Saturday, 13 September 2025, 2:57 pm

    External debt up to $148.9B, still within prudent limits — BSP

    The country’s outstanding external debt rose slightly to US$148.87 billion as of end-June 2025, a 1.5 percent increase from the previous quarter, largely due to the weaker US dollar, according to the Bangko Sentral ng Pilipinas (BSP).

    The central bank attributed the increase primarily to valuation effects from the depreciation of the US dollar, which boosted the peso-equivalent of debt denominated in other foreign currencies by US$1.49 billion. Additional factors included the net acquisition of Philippine debt securities (US$660.96 million), while net repayments (US$315.67 million) provided a modest offset.

    Despite the uptick, the BSP emphasized that the external debt-to-GDP ratio improved slightly to 31.2 percent, down from 31.5 percent in Q1, reflecting continued sustainability in the country’s debt position.
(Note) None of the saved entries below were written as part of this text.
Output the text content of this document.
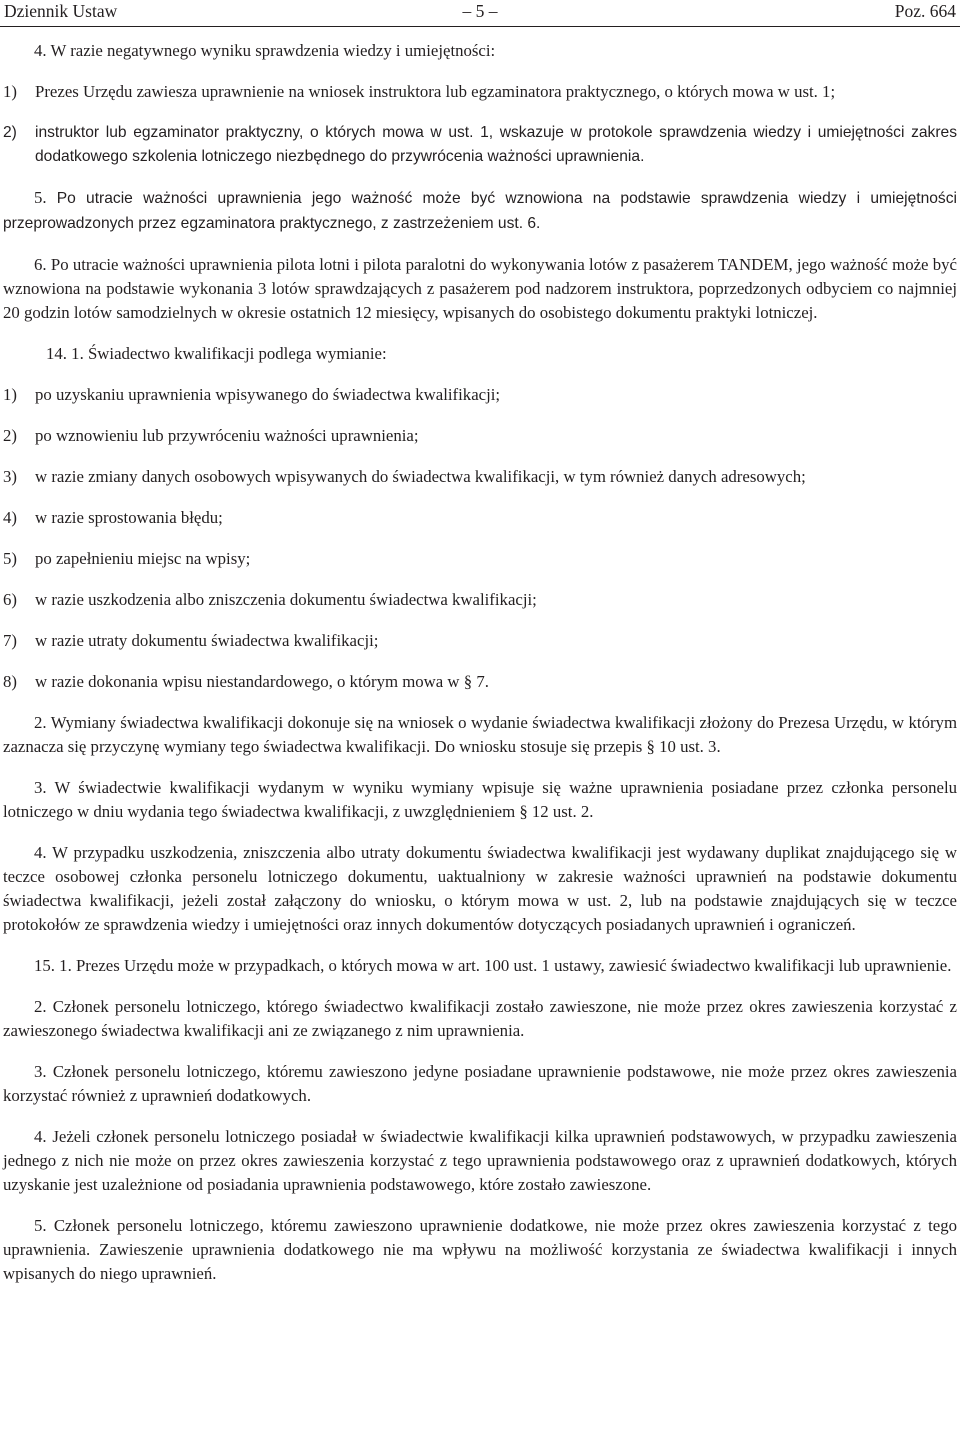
Dziennik Ustaw	– 5 –	Poz. 664
4. W razie negatywnego wyniku sprawdzenia wiedzy i umiejętności:
1) Prezes Urzędu zawiesza uprawnienie na wniosek instruktora lub egzaminatora praktycznego, o których mowa w ust. 1;
2) instruktor lub egzaminator praktyczny, o których mowa w ust. 1, wskazuje w protokole sprawdzenia wiedzy i umiejętności zakres dodatkowego szkolenia lotniczego niezbędnego do przywrócenia ważności uprawnienia.
5. Po utracie ważności uprawnienia jego ważność może być wznowiona na podstawie sprawdzenia wiedzy i umiejętności przeprowadzonych przez egzaminatora praktycznego, z zastrzeżeniem ust. 6.
6. Po utracie ważności uprawnienia pilota lotni i pilota paralotni do wykonywania lotów z pasażerem TANDEM, jego ważność może być wznowiona na podstawie wykonania 3 lotów sprawdzających z pasażerem pod nadzorem instruktora, poprzedzonych odbyciem co najmniej 20 godzin lotów samodzielnych w okresie ostatnich 12 miesięcy, wpisanych do osobistego dokumentu praktyki lotniczej.
14. 1. Świadectwo kwalifikacji podlega wymianie:
1) po uzyskaniu uprawnienia wpisywanego do świadectwa kwalifikacji;
2) po wznowieniu lub przywróceniu ważności uprawnienia;
3) w razie zmiany danych osobowych wpisywanych do świadectwa kwalifikacji, w tym również danych adresowych;
4) w razie sprostowania błędu;
5) po zapełnieniu miejsc na wpisy;
6) w razie uszkodzenia albo zniszczenia dokumentu świadectwa kwalifikacji;
7) w razie utraty dokumentu świadectwa kwalifikacji;
8) w razie dokonania wpisu niestandardowego, o którym mowa w § 7.
2. Wymiany świadectwa kwalifikacji dokonuje się na wniosek o wydanie świadectwa kwalifikacji złożony do Prezesa Urzędu, w którym zaznacza się przyczynę wymiany tego świadectwa kwalifikacji. Do wniosku stosuje się przepis § 10 ust. 3.
3. W świadectwie kwalifikacji wydanym w wyniku wymiany wpisuje się ważne uprawnienia posiadane przez członka personelu lotniczego w dniu wydania tego świadectwa kwalifikacji, z uwzględnieniem § 12 ust. 2.
4. W przypadku uszkodzenia, zniszczenia albo utraty dokumentu świadectwa kwalifikacji jest wydawany duplikat znajdującego się w teczce osobowej członka personelu lotniczego dokumentu, uaktualniony w zakresie ważności uprawnień na podstawie dokumentu świadectwa kwalifikacji, jeżeli został załączony do wniosku, o którym mowa w ust. 2, lub na podstawie znajdujących się w teczce protokołów ze sprawdzenia wiedzy i umiejętności oraz innych dokumentów dotyczących posiadanych uprawnień i ograniczeń.
15. 1. Prezes Urzędu może w przypadkach, o których mowa w art. 100 ust. 1 ustawy, zawiesić świadectwo kwalifikacji lub uprawnienie.
2. Członek personelu lotniczego, którego świadectwo kwalifikacji zostało zawieszone, nie może przez okres zawieszenia korzystać z zawieszonego świadectwa kwalifikacji ani ze związanego z nim uprawnienia.
3. Członek personelu lotniczego, któremu zawieszono jedyne posiadane uprawnienie podstawowe, nie może przez okres zawieszenia korzystać również z uprawnień dodatkowych.
4. Jeżeli członek personelu lotniczego posiadał w świadectwie kwalifikacji kilka uprawnień podstawowych, w przypadku zawieszenia jednego z nich nie może on przez okres zawieszenia korzystać z tego uprawnienia podstawowego oraz z uprawnień dodatkowych, których uzyskanie jest uzależnione od posiadania uprawnienia podstawowego, które zostało zawieszone.
5. Członek personelu lotniczego, któremu zawieszono uprawnienie dodatkowe, nie może przez okres zawieszenia korzystać z tego uprawnienia. Zawieszenie uprawnienia dodatkowego nie ma wpływu na możliwość korzystania ze świadectwa kwalifikacji i innych wpisanych do niego uprawnień.
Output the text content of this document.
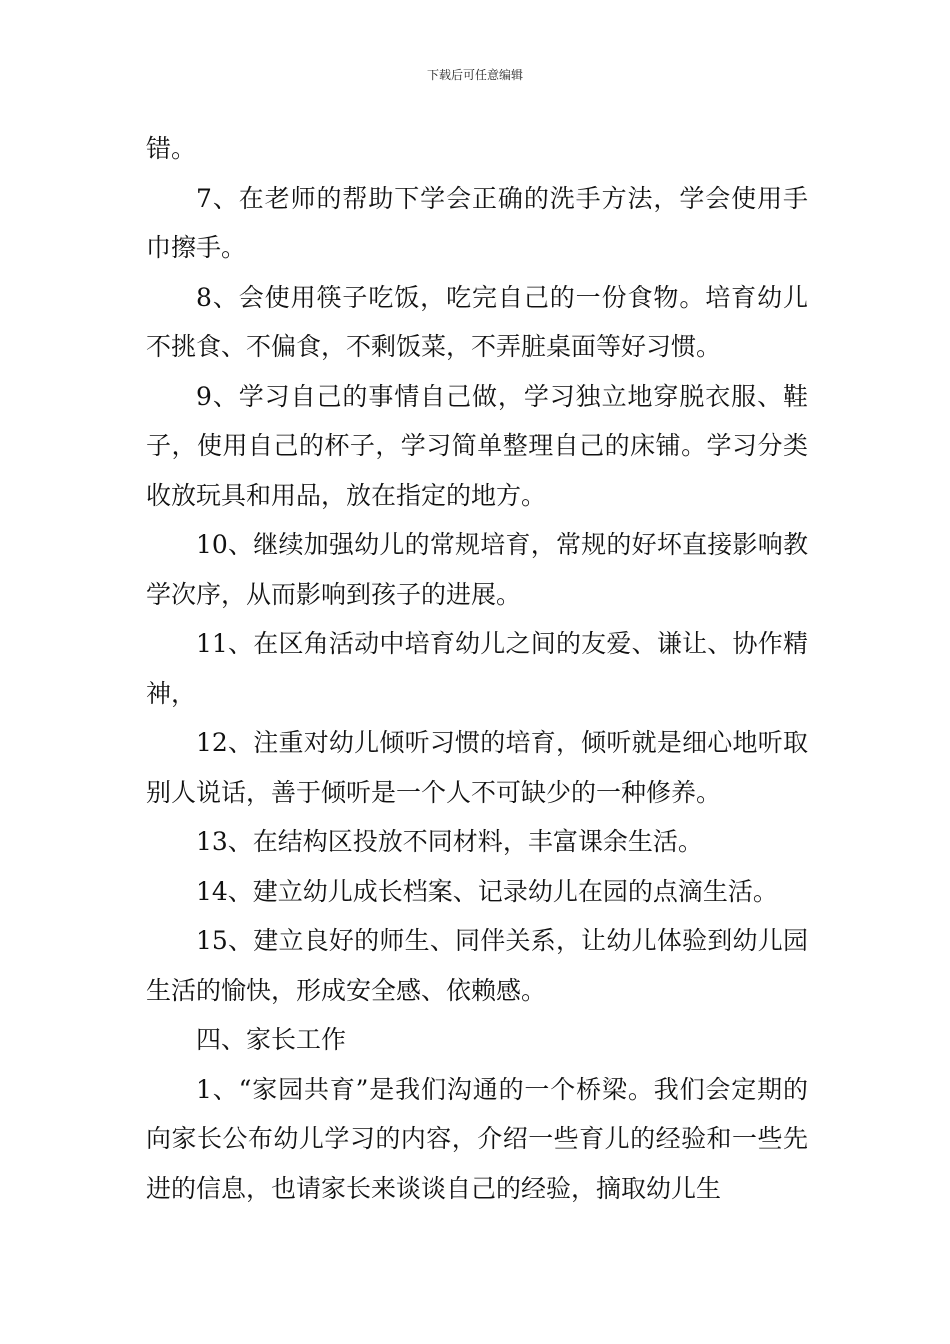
下载后可任意编辑

错。

7、在老师的帮助下学会正确的洗手方法，学会使用手巾擦手。

8、会使用筷子吃饭，吃完自己的一份食物。培育幼儿不挑食、不偏食，不剩饭菜，不弄脏桌面等好习惯。

9、学习自己的事情自己做，学习独立地穿脱衣服、鞋子，使用自己的杯子，学习简单整理自己的床铺。学习分类收放玩具和用品，放在指定的地方。

10、继续加强幼儿的常规培育，常规的好坏直接影响教学次序，从而影响到孩子的进展。

11、在区角活动中培育幼儿之间的友爱、谦让、协作精神，

12、注重对幼儿倾听习惯的培育，倾听就是细心地听取别人说话，善于倾听是一个人不可缺少的一种修养。

13、在结构区投放不同材料，丰富课余生活。

14、建立幼儿成长档案、记录幼儿在园的点滴生活。

15、建立良好的师生、同伴关系，让幼儿体验到幼儿园生活的愉快，形成安全感、依赖感。

四、家长工作

1、“家园共育”是我们沟通的一个桥梁。我们会定期的向家长公布幼儿学习的内容，介绍一些育儿的经验和一些先进的信息，也请家长来谈谈自己的经验，摘取幼儿生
    The BSP stressed this debt level represents the country’s commitment to its external financing obligations, which fund key infrastructure, social programs, and economic recovery initiatives. The national government’s bond issuances (US$5.83 billion) and external borrowing by local banks (US$3.44 billion) over the past year underpinned the 14.4 percent year-on-year increase in foreign debt.

    At the same time, the country’s debt service ratio — a key measure of the ability to meet external obligations — improved to 8.7 percent, down from 9.8 percent a year earlier. This was due to lower principal and interest payments, suggesting better liquidity and fiscal space for future growth spending.

    For ordinary Filipinos, the sustainability of external debt means continued investor confidence, stable access to foreign capital, and lower risks of economic shocks. A lower debt service ratio frees up resources for public services, education, and healthcare, while a strong reserve buffer shields the economy from external disruptions.

    The gross international reserves (US$106 billion) remain robust, covering short-term external debt (US$28.63 billion) by 3.7 times — a ratio on par with emerging market peers, reaffirming the country’s resilience in a volatile global environment.

    The BSP said that while the country’s external debt obligations have increased, they remain within manageable levels, ensuring that the Philippines maintains fiscal and economic stability as it navigates the global financial landscape.